My friend circle is very small and they all have their romantic partners and others friends, and not all of them live in the same state. I used to go to conventions and cosplay and, because my friend group got so small, I can't do it as much anymore, since cosplaying is a very social activity. It helped a lot with my depression because I was able to tap into my creativity and sew costumes and make props. Can't do that anymore.

My mother and I have the same birthday. I was hoping that we would celebrate it together. Instead she said, "No, Saturday is my day for church". She goes to church from 9AM-4 or 7PM every Saturday. She also goes to church after work on Monday and Tuesday. Instead, she wants to have dinner after her job the day before our birthday but it's not the same...It really hurt that she can't even spend some time with me on our actually birthday because she'll be in church from 6-9 hours...I respect her religion but she actually told me one time, "You can't expect me to choose between you and the church, can you?" after she promised to take me out for dinner after I accomplished something big and changed her mind at the last second. I feel like I come second even to my mother.

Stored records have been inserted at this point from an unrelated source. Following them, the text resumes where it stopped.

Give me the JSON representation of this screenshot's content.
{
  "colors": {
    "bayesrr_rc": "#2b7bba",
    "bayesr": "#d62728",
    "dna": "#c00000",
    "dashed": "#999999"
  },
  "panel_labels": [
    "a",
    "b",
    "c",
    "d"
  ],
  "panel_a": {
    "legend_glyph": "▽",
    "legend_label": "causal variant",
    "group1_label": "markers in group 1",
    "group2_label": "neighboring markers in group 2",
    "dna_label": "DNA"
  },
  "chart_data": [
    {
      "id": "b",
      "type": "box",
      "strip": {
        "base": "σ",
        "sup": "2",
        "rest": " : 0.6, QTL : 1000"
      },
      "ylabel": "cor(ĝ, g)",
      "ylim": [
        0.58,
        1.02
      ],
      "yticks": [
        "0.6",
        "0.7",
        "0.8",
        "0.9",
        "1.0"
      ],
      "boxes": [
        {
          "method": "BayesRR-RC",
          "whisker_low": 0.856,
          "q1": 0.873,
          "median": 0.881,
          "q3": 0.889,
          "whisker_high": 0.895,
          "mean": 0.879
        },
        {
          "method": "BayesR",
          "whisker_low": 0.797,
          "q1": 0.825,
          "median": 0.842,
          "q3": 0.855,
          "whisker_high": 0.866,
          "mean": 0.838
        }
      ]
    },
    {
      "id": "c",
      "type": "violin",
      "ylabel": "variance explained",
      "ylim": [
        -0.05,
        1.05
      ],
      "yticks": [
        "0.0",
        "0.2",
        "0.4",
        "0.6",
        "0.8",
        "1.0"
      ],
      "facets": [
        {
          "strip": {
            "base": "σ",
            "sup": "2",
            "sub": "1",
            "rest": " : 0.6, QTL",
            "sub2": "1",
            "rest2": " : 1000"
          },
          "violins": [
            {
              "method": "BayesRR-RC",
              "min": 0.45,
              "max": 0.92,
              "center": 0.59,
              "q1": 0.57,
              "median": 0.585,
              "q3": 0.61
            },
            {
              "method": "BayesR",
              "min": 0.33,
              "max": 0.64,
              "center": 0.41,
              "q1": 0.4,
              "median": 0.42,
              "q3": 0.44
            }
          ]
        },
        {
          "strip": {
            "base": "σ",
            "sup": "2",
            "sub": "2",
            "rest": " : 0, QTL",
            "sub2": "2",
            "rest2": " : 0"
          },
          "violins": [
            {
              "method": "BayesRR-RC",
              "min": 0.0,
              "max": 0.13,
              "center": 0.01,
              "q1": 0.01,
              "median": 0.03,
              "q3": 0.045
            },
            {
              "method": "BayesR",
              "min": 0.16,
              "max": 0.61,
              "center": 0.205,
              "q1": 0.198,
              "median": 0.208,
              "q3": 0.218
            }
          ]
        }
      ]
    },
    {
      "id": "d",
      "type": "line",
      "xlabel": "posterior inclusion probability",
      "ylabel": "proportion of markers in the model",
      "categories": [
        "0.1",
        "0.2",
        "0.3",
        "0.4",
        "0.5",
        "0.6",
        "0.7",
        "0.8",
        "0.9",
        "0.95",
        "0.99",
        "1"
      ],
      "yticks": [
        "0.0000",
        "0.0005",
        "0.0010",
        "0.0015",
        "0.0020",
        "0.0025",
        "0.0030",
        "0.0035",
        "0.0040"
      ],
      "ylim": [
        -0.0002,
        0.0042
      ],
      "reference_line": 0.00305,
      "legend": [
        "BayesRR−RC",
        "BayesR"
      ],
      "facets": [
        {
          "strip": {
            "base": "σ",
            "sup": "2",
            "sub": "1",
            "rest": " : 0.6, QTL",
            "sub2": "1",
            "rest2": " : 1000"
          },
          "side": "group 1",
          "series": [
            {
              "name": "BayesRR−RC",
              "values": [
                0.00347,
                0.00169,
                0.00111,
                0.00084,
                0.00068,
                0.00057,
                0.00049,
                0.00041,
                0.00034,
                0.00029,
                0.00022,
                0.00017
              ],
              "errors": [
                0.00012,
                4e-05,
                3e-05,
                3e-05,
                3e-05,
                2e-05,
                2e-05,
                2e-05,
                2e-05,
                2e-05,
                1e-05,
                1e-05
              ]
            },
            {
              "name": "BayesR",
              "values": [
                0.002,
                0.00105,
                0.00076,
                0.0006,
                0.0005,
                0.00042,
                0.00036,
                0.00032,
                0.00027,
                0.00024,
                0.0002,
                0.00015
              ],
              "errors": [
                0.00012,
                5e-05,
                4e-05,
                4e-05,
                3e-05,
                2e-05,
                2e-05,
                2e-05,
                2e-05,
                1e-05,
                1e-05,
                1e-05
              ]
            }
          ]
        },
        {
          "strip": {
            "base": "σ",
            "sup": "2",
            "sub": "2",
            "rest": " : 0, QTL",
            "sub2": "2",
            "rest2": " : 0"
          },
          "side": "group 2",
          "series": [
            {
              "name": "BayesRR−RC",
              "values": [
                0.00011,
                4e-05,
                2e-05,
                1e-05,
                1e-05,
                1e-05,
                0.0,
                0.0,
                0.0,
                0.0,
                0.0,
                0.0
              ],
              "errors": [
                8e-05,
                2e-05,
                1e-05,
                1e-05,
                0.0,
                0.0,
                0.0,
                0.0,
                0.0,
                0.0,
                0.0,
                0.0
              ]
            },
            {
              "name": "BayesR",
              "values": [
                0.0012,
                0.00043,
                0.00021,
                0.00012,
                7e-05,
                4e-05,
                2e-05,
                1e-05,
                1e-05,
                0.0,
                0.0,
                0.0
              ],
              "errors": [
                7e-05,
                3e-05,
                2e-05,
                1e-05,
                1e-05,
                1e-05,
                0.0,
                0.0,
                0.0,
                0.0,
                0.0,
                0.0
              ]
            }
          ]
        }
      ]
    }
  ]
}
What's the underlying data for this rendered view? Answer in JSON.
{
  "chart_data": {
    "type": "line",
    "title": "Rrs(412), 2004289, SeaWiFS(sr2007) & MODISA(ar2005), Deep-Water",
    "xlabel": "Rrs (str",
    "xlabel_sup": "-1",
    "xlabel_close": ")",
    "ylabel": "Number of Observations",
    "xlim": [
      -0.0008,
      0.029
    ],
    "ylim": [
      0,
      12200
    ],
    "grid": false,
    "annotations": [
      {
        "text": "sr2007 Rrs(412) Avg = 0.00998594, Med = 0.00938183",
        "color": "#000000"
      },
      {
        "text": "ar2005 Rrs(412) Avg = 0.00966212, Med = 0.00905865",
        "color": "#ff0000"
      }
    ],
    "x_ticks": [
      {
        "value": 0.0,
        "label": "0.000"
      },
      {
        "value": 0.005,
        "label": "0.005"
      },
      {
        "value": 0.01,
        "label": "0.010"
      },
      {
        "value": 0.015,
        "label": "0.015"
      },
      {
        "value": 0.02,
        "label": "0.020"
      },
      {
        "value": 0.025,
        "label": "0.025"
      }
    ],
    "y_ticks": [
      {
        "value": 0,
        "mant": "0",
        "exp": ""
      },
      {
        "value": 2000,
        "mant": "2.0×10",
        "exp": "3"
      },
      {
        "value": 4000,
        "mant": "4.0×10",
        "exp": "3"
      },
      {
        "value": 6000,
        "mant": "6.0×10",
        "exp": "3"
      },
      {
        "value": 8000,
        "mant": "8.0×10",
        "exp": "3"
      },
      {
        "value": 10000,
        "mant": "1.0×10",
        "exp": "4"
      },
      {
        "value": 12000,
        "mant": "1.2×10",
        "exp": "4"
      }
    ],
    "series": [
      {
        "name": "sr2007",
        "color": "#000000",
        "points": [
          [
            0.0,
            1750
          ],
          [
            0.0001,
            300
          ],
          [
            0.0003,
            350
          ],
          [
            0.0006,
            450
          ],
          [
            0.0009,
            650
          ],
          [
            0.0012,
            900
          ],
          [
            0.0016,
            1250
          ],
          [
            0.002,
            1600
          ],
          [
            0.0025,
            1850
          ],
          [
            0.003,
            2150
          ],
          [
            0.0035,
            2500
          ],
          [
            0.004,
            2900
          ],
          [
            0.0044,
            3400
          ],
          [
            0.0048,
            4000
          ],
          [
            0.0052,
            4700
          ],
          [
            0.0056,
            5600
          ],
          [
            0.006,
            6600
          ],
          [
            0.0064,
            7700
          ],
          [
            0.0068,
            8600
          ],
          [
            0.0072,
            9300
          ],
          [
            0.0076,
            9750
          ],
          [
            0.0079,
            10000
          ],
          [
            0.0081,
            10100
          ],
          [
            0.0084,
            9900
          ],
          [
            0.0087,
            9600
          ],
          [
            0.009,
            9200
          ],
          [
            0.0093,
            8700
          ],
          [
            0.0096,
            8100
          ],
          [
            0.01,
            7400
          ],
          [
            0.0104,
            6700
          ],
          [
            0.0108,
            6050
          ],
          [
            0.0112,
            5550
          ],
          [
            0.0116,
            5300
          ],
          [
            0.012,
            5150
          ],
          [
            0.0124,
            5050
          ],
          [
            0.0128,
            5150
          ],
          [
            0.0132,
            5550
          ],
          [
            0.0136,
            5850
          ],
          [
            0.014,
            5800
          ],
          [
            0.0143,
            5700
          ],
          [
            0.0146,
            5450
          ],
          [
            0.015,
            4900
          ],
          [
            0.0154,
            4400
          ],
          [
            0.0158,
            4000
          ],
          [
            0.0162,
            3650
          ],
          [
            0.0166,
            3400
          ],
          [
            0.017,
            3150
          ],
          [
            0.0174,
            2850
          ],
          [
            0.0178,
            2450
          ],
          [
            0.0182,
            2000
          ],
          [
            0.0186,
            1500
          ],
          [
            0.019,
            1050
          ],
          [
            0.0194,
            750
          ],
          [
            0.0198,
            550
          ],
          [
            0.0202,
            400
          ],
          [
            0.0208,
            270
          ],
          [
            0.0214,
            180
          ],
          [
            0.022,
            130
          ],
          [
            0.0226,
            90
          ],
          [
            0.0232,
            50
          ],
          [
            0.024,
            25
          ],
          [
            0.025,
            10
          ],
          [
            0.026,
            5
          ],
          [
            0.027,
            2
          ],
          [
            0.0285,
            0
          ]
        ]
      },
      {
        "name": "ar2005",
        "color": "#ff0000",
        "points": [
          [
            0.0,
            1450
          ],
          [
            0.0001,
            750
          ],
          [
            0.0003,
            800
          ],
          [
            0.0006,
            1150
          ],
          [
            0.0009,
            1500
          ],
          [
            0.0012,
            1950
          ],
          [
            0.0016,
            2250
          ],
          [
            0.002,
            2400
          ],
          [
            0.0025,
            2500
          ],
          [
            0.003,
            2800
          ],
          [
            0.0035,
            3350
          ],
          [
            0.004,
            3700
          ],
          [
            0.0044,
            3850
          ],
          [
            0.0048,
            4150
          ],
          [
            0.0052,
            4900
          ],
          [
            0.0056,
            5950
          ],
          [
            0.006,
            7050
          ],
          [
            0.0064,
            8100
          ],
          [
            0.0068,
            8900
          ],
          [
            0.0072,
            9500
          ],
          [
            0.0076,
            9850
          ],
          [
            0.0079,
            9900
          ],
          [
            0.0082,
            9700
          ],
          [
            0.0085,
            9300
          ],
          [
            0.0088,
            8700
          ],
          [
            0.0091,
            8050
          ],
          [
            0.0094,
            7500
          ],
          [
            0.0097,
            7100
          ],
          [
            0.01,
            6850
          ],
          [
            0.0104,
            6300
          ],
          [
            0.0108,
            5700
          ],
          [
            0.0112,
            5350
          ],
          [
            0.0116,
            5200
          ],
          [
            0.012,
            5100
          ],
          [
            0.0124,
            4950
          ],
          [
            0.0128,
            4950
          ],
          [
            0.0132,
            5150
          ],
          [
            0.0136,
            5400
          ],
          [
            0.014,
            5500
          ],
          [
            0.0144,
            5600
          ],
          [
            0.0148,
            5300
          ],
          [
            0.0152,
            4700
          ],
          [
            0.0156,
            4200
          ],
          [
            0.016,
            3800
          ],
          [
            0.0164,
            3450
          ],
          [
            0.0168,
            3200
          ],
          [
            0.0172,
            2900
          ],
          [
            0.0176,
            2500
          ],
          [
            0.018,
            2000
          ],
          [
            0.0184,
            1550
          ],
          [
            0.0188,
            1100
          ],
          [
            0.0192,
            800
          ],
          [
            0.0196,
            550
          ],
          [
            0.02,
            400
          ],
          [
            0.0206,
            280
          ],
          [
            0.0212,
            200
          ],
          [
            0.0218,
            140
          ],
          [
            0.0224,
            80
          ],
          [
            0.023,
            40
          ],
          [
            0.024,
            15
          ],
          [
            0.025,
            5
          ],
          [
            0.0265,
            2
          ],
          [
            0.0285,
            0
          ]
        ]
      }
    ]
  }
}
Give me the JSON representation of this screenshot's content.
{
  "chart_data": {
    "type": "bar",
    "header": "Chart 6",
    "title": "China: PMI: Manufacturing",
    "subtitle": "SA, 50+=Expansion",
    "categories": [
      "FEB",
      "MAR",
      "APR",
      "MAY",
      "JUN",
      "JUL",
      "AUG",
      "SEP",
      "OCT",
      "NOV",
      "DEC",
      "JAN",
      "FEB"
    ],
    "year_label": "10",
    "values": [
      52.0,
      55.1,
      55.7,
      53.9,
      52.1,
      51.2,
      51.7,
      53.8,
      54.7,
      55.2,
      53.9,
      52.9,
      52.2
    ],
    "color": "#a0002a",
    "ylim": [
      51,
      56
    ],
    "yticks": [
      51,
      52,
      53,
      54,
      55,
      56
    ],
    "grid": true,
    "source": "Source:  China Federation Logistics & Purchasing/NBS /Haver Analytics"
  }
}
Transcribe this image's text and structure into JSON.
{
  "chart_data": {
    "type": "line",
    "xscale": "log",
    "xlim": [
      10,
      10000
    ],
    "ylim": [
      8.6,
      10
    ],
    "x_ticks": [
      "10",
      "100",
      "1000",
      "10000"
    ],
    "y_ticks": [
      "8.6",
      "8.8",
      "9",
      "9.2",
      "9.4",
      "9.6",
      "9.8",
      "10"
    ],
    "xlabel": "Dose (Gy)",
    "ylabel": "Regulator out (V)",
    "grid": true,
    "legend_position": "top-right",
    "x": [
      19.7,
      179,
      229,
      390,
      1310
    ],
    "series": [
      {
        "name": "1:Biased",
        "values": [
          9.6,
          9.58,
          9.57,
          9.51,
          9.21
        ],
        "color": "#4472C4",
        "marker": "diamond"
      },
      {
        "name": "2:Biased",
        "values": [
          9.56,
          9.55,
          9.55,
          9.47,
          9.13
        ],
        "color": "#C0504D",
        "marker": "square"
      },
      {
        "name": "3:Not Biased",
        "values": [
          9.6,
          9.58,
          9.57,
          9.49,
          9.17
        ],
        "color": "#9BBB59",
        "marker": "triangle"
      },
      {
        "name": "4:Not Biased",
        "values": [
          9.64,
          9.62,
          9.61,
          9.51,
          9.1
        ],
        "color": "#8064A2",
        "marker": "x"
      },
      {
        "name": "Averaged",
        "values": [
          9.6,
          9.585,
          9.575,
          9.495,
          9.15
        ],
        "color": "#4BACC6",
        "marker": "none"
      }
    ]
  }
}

Anyway, I just feel so sad and depressed, as if I have nothing to live for. I'm feeling worse and worse as the days go by and I can't bring myself to do much of anything. I'm tired of feeling this way and I just want to cry all the time.

I've been working hard since I was a kid and I don't want to die having achieved nothing, you know? I don't want to die depressed.

I'm just very tired.

I don't see the point of trying anymore.